Une chose est sûre, c’est qu’on ne pouvait pas entamer une nouvelle année sans une sortie de Osees, King Gizzard & The Lizard Wizard, Guided By Voices mais aussi de Ty Segall. Ce dernier nous avait intrigué avec la sortie de son album instrumental très avant-gardiste du nom de Love Rudiments (chroniqué ici). Mais le blondinet californien n’a pas oublié ses racines car neuf mois plus tard, il récidive avec son successeur tant attendu qui se nomme Possession.

Selon les dires de son auteur, il s’agit ici de son disque le plus « pop » et le plus accessible de toute sa discographie. Ty Segall dévoile ainsi sa facette glam et rock 70’s, comme l’atteste l’élégante introduction nommée « Shoplifter » avec ses arrangements presque Beatles dans l’âme avant d’enfoncer le clou avec le morceau-titre enchanteur contrastant avec le plus langoureux « Buildings ». Mais l’ambiance générale y est légère, fun, solaire et nostalgique.

Une fois n’est pas coutume, Ty Segall surprend pour ses talents de songwriter hors pair. Contrairement à Three Bells qui détonnait pour ses influences prog, Possession viendra puiser son inspiration auprès de Ziggy Stardust notamment lors des écoutes du glam psyché de « Shining » ainsi que de « The Big Day » et une touche plus southern avec « Fantastic Tomb ». Bien évidemment, les vibes californiennes sont toujours là bienvenue comme l’atteste la nonchalante « Skirts of Heaven » avec ses solos de guitare du plus bel effet mais également « Another California Song » presque stoker mais non dénué d’ironie, comme notre protagoniste sait si bien le faire.

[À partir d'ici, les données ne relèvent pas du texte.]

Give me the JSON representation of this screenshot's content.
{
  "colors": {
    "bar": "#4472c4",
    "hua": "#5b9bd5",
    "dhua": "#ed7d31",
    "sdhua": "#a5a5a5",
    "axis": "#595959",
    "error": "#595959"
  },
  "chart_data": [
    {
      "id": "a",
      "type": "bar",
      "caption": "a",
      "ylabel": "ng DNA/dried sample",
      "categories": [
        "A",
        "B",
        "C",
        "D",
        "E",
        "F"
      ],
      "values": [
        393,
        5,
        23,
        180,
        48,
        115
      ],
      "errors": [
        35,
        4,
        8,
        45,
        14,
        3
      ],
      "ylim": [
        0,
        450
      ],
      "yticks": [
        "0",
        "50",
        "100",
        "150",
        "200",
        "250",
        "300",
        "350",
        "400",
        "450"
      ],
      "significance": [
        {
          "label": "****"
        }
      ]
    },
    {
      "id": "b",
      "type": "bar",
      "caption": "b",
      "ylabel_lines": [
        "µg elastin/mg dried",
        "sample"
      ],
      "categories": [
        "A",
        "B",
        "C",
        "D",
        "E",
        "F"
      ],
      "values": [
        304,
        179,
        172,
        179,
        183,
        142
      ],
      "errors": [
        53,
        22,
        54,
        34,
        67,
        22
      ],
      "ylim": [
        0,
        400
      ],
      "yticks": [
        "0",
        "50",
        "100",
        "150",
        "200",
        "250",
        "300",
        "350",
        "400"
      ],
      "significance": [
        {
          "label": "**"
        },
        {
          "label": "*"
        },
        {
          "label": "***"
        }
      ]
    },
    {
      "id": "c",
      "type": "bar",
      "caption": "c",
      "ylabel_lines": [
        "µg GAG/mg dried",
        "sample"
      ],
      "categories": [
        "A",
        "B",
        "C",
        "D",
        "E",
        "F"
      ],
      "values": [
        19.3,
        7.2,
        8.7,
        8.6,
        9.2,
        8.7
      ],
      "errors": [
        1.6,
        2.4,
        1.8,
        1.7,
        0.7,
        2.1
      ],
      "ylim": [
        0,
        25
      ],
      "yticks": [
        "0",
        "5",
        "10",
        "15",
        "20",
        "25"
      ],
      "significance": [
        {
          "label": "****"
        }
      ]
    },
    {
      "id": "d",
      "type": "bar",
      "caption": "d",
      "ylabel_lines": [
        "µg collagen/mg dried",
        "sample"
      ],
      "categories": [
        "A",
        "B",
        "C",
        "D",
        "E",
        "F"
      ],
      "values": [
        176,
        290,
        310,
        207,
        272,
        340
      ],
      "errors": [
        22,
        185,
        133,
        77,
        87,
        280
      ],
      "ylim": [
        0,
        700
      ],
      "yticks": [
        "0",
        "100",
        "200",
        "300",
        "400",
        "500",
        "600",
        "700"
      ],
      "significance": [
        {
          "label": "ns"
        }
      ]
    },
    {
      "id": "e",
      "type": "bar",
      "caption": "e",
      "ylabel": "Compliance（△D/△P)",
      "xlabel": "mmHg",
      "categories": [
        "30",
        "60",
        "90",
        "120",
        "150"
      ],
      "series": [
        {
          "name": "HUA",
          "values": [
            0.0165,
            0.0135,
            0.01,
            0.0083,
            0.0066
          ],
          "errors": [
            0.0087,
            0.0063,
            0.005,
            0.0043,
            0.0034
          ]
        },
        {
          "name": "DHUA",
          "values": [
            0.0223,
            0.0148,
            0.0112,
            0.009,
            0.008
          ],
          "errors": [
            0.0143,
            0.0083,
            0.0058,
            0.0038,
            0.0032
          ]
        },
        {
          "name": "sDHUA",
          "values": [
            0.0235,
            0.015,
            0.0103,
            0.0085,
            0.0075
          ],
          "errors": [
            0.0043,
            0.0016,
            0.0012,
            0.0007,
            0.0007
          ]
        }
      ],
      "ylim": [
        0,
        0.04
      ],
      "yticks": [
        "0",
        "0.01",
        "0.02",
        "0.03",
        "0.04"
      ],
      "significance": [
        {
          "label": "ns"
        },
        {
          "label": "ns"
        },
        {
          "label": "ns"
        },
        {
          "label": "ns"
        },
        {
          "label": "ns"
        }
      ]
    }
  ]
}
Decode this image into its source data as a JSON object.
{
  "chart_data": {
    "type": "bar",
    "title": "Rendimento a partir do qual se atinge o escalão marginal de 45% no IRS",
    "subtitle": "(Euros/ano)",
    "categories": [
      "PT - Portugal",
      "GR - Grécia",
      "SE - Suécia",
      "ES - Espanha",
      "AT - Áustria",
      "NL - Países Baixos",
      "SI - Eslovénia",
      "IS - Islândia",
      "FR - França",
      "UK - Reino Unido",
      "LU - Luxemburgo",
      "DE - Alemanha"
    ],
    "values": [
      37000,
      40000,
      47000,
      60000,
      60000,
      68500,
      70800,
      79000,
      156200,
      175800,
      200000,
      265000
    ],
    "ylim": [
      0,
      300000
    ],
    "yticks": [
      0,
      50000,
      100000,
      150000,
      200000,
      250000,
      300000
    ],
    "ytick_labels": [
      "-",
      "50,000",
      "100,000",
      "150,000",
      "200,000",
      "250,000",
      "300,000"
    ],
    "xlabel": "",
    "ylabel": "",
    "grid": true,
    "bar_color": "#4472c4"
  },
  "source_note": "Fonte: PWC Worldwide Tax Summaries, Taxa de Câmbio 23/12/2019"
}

Ne tournons pas autour du pot, Possession est une œuvre incroyablement raffinée et rayonnante. Ce disque capturera toute la quintessence de Ty Segall qui saura utiliser sa voix comme incantation ainsi que son instrument de prédilection pour créer des textures ondulées pour en faire un travail d’orfèvre presque estival et californien nous incitant à lâcher prise.